Le bar
24 heures plus tôt...
Jack enfila ses derniers vêtements, jeta un rapide coup d’œil à la pendule et finit son café. Il ressemblait à tout ce qui semblait de plus banal physiquement. Taille moyenne et poids moyen.
Châtain, ses yeux verts émeraude étaient l'atout qu'il mettait en valeur auprès des filles de son âge. Il était un garçon normal. Habillé d’une façon simple. Discrète.
Chemise bleue, jean et mocassins était son accoutrement habituel. Il ne portait aucun signe distinctif, comme un piercing ou un tatoo. Seule une petite barbe garnissait son visage fin, plus ou moins longue selon l'humeur ou la saison.

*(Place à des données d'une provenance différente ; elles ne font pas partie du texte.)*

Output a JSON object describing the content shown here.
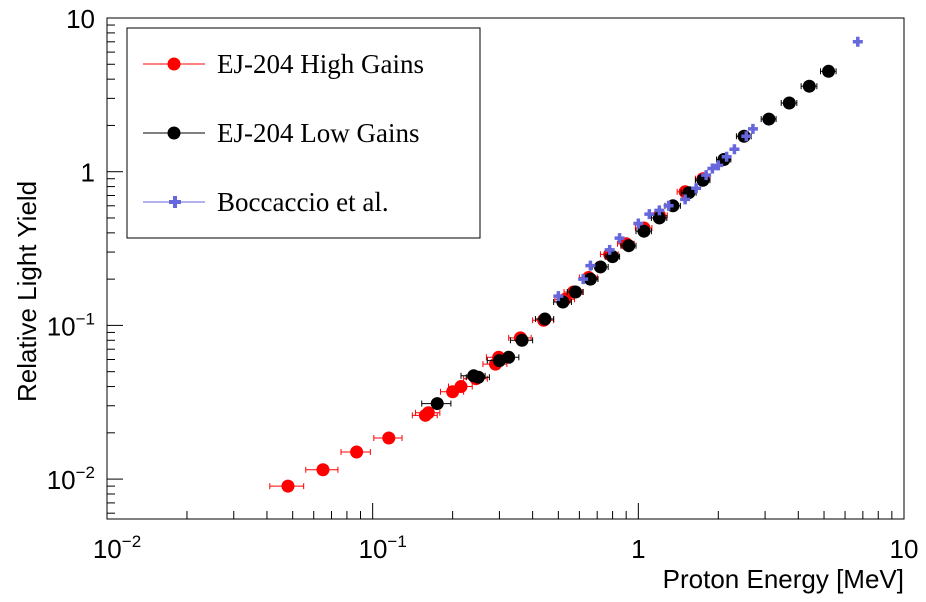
{
  "chart_data": {
    "type": "scatter",
    "title": "",
    "xlabel": "Proton Energy [MeV]",
    "ylabel": "Relative Light Yield",
    "xscale": "log",
    "yscale": "log",
    "xlim": [
      0.01,
      10
    ],
    "ylim": [
      0.0055,
      10
    ],
    "x_ticks": [
      {
        "value": 0.01,
        "base": "10",
        "exp": "−2"
      },
      {
        "value": 0.1,
        "base": "10",
        "exp": "−1"
      },
      {
        "value": 1,
        "base": "1",
        "exp": ""
      },
      {
        "value": 10,
        "base": "10",
        "exp": ""
      }
    ],
    "y_ticks": [
      {
        "value": 0.01,
        "base": "10",
        "exp": "−2"
      },
      {
        "value": 0.1,
        "base": "10",
        "exp": "−1"
      },
      {
        "value": 1,
        "base": "1",
        "exp": ""
      },
      {
        "value": 10,
        "base": "10",
        "exp": ""
      }
    ],
    "grid": false,
    "legend_position": "top-left",
    "series": [
      {
        "name": "EJ-204 High Gains",
        "color": "#ff0000",
        "marker": "circle",
        "x": [
          0.048,
          0.065,
          0.087,
          0.115,
          0.158,
          0.162,
          0.2,
          0.215,
          0.245,
          0.29,
          0.298,
          0.36,
          0.44,
          0.53,
          0.57,
          0.65,
          0.78,
          0.9,
          1.05,
          1.2,
          1.5,
          1.75
        ],
        "y": [
          0.009,
          0.0115,
          0.015,
          0.0185,
          0.026,
          0.027,
          0.037,
          0.04,
          0.045,
          0.056,
          0.062,
          0.083,
          0.108,
          0.148,
          0.165,
          0.205,
          0.29,
          0.34,
          0.43,
          0.52,
          0.74,
          0.9
        ],
        "xerr": [
          0.007,
          0.009,
          0.011,
          0.014,
          0.017,
          0.017,
          0.02,
          0.022,
          0.025,
          0.03,
          0.03,
          0.035,
          0.04,
          0.045,
          0.045,
          0.05,
          0.06,
          0.065,
          0.075,
          0.085,
          0.1,
          0.11
        ]
      },
      {
        "name": "EJ-204 Low Gains",
        "color": "#000000",
        "marker": "circle",
        "x": [
          0.175,
          0.24,
          0.25,
          0.3,
          0.325,
          0.365,
          0.445,
          0.52,
          0.58,
          0.66,
          0.72,
          0.8,
          0.92,
          1.05,
          1.2,
          1.35,
          1.55,
          1.75,
          2.1,
          2.5,
          3.1,
          3.7,
          4.4,
          5.2
        ],
        "y": [
          0.031,
          0.047,
          0.046,
          0.059,
          0.062,
          0.08,
          0.11,
          0.142,
          0.165,
          0.2,
          0.24,
          0.28,
          0.33,
          0.41,
          0.5,
          0.6,
          0.73,
          0.88,
          1.2,
          1.7,
          2.2,
          2.8,
          3.6,
          4.5
        ],
        "xerr": [
          0.022,
          0.025,
          0.025,
          0.03,
          0.03,
          0.035,
          0.035,
          0.04,
          0.04,
          0.045,
          0.05,
          0.05,
          0.06,
          0.07,
          0.08,
          0.09,
          0.1,
          0.11,
          0.13,
          0.16,
          0.2,
          0.25,
          0.3,
          0.35
        ]
      },
      {
        "name": "Boccaccio et al.",
        "color": "#6666dd",
        "marker": "plus",
        "x": [
          0.5,
          0.62,
          0.66,
          0.78,
          0.85,
          1.0,
          1.1,
          1.2,
          1.3,
          1.5,
          1.65,
          1.8,
          1.9,
          2.0,
          2.15,
          2.3,
          2.55,
          2.7,
          6.7
        ],
        "y": [
          0.155,
          0.2,
          0.245,
          0.31,
          0.37,
          0.46,
          0.53,
          0.56,
          0.6,
          0.66,
          0.78,
          0.95,
          1.05,
          1.1,
          1.25,
          1.4,
          1.7,
          1.9,
          7.0
        ]
      }
    ]
  }
}
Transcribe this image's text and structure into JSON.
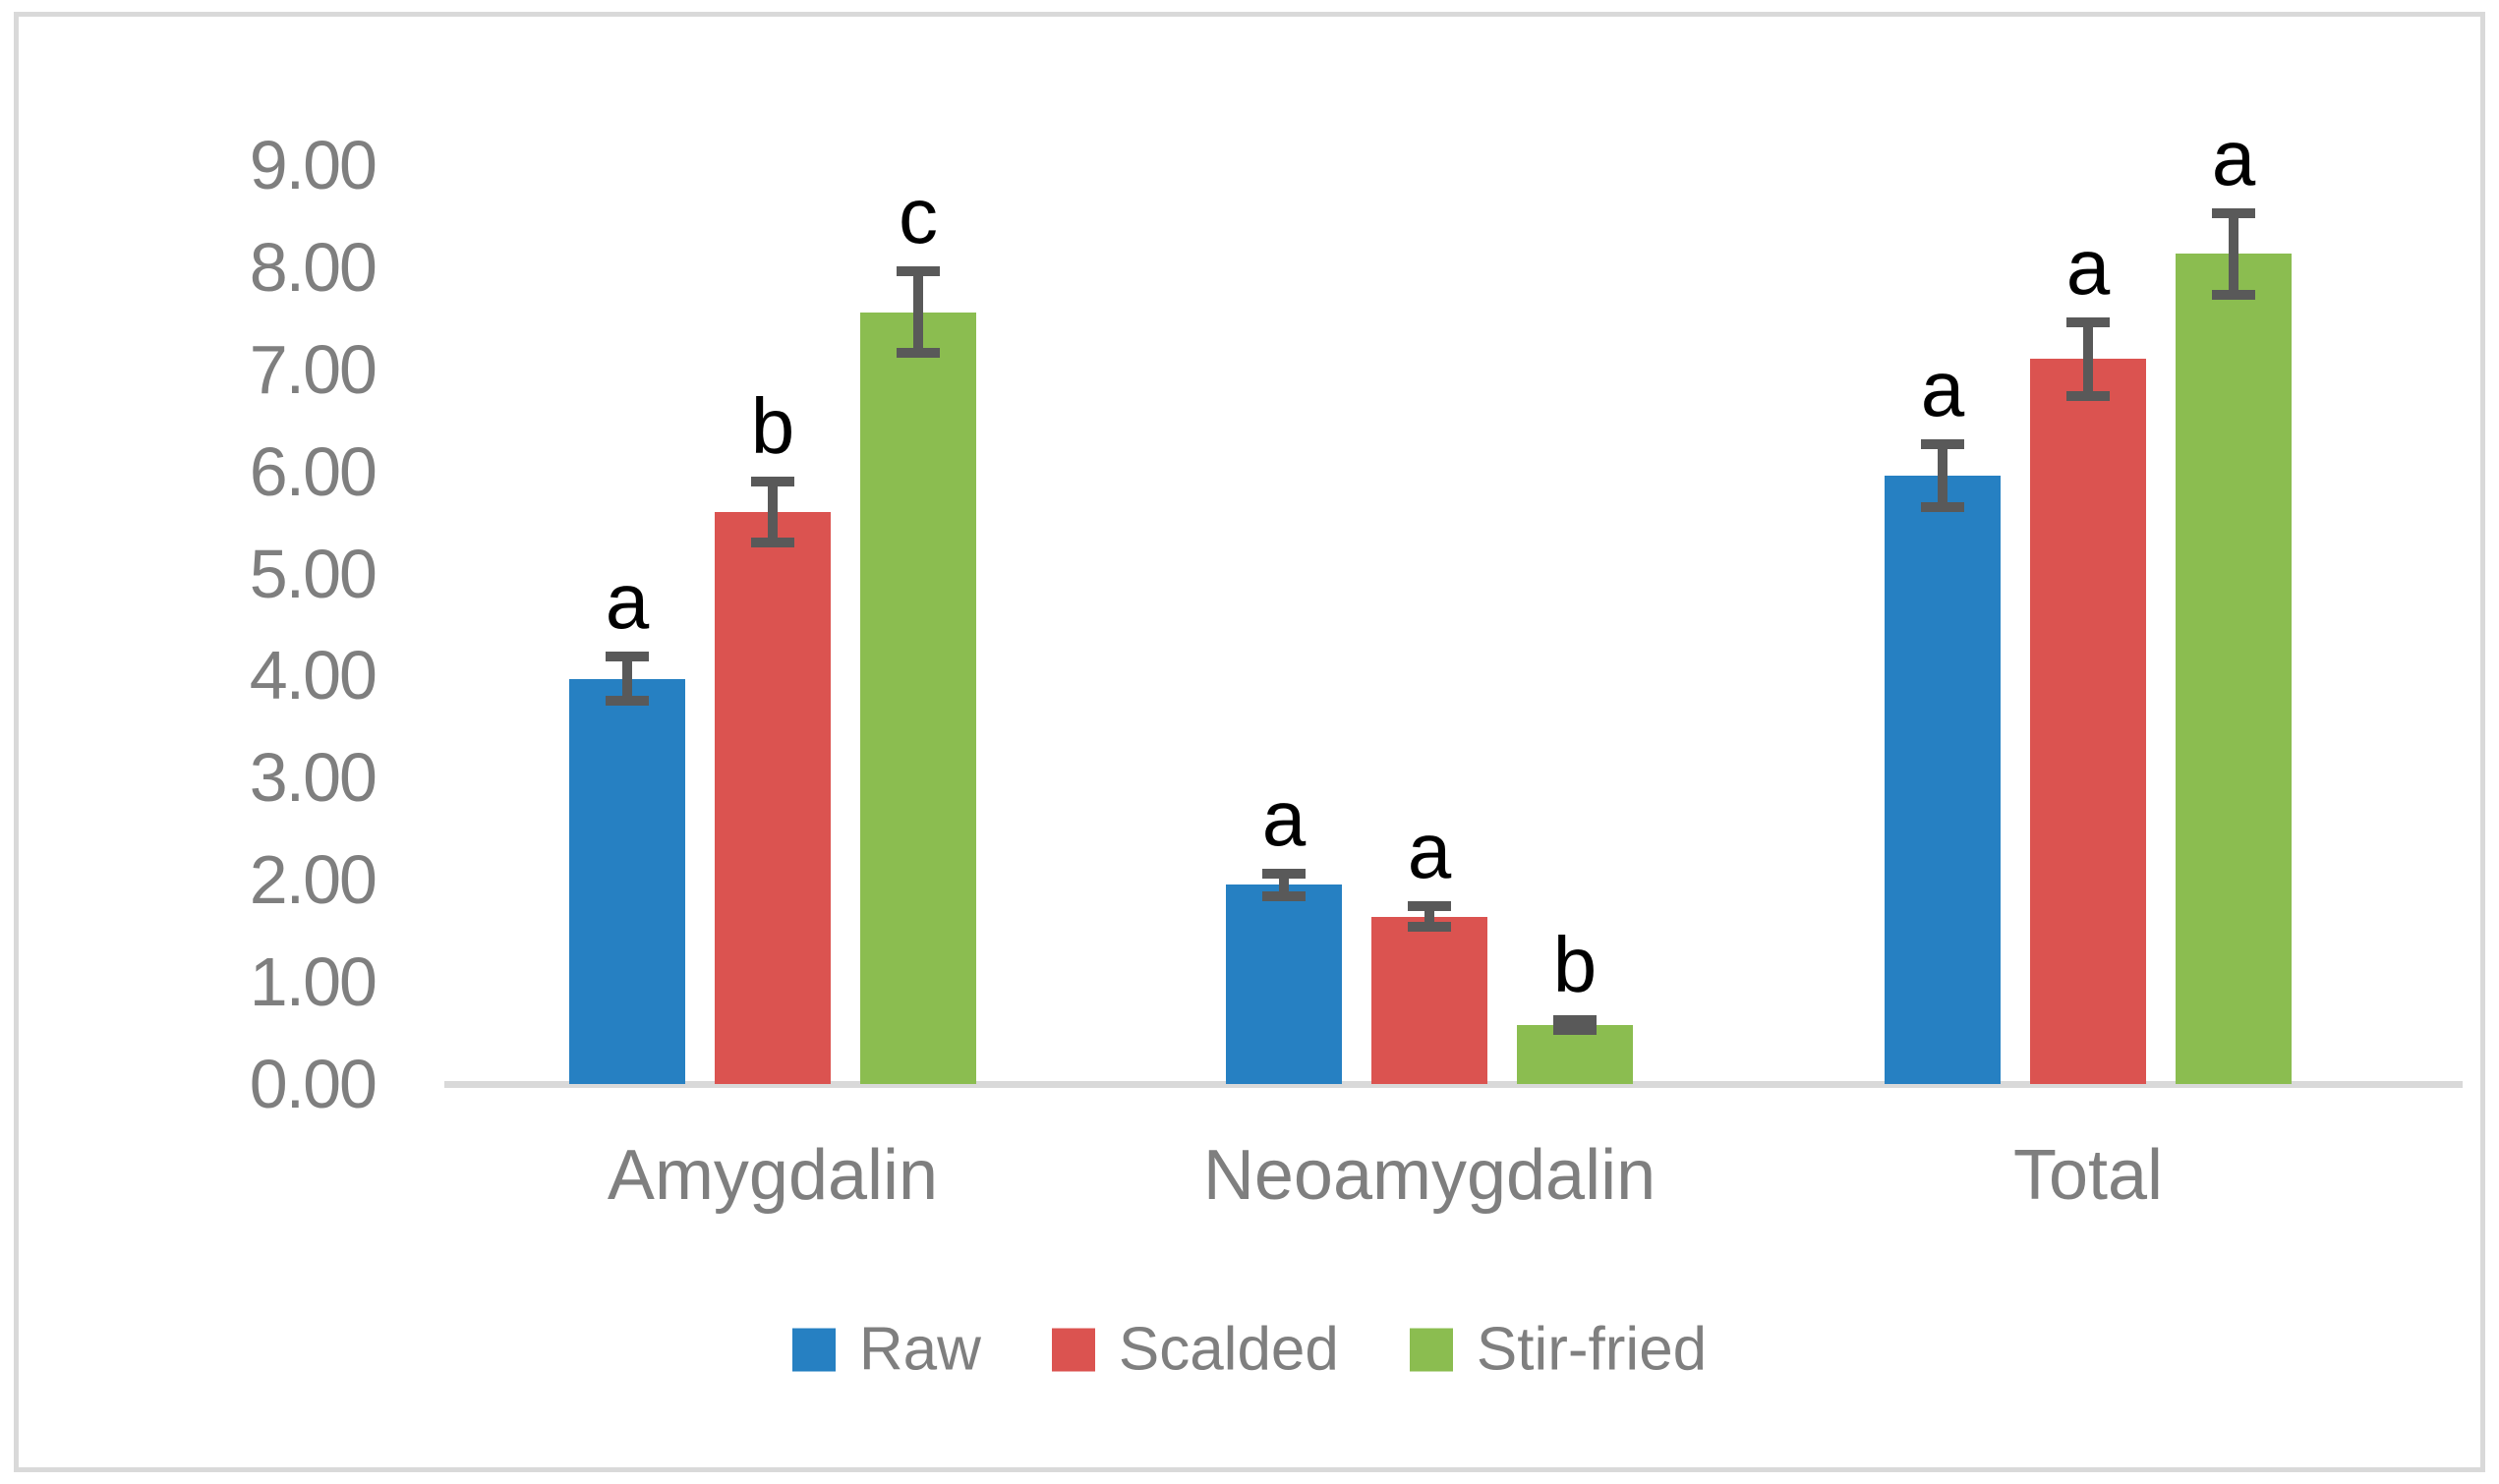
{
  "figure": {
    "background": "#FFFFFF",
    "border_color": "#D9D9D9"
  },
  "chart_data": {
    "type": "bar",
    "title": "",
    "xlabel": "",
    "ylabel": "",
    "categories": [
      "Amygdalin",
      "Neoamygdalin",
      "Total"
    ],
    "series": [
      {
        "name": "Raw",
        "color": "#2680C2",
        "values": [
          3.97,
          1.95,
          5.96
        ],
        "errors": [
          0.22,
          0.11,
          0.31
        ],
        "sig_letters": [
          "a",
          "a",
          "a"
        ]
      },
      {
        "name": "Scalded",
        "color": "#DB5350",
        "values": [
          5.6,
          1.64,
          7.1
        ],
        "errors": [
          0.3,
          0.1,
          0.36
        ],
        "sig_letters": [
          "b",
          "a",
          "a"
        ]
      },
      {
        "name": "Stir-fried",
        "color": "#8BBD50",
        "values": [
          7.56,
          0.58,
          8.13
        ],
        "errors": [
          0.4,
          0.05,
          0.4
        ],
        "sig_letters": [
          "c",
          "b",
          "a"
        ]
      }
    ],
    "ylim": [
      0,
      9
    ],
    "ytick_step": 1,
    "ytick_labels": [
      "0.00",
      "1.00",
      "2.00",
      "3.00",
      "4.00",
      "5.00",
      "6.00",
      "7.00",
      "8.00",
      "9.00"
    ],
    "grid": false,
    "legend_position": "bottom",
    "colors": {
      "error_bar": "#595959",
      "axis_line": "#D9D9D9",
      "tick_text": "#7F7F7F",
      "category_text": "#7F7F7F",
      "legend_text": "#7F7F7F",
      "sig_letter": "#000000"
    }
  }
}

Jack était monsieur tout le monde, celui qu’on ne remarquait pas. Si bien que lorsqu’il se promenait dans une rue bondée, les gens ne cherchaient même pas à l’éviter. La plèbe, pressé de finir sa journée harassante, fonçait tête baissée vers un métro, un bar ou une salle de sports. N'importe quel lieu qui lui permettait d'évacuer toute la pression accumulée dans la journée, de celle qui pesait sur ses frêles épaules.
Il lui arrivait souvent de s'imaginer être sur une course d'orientation, évitant les obstacles, les passants. Se créant une carte mentale de la ville. L'objectif était d'éviter les encombres jusqu'à l'arrivée. Ce qui l’amusait un peu.
Un torrent ininterrompu de musique électro l'aidait à se débarrasser de la jungle sonore. Klaxons, cris, bruits de moteurs, de chantier rythmaient son quotidien. Le casque audio lui permettait d'entrer dans sa bulle.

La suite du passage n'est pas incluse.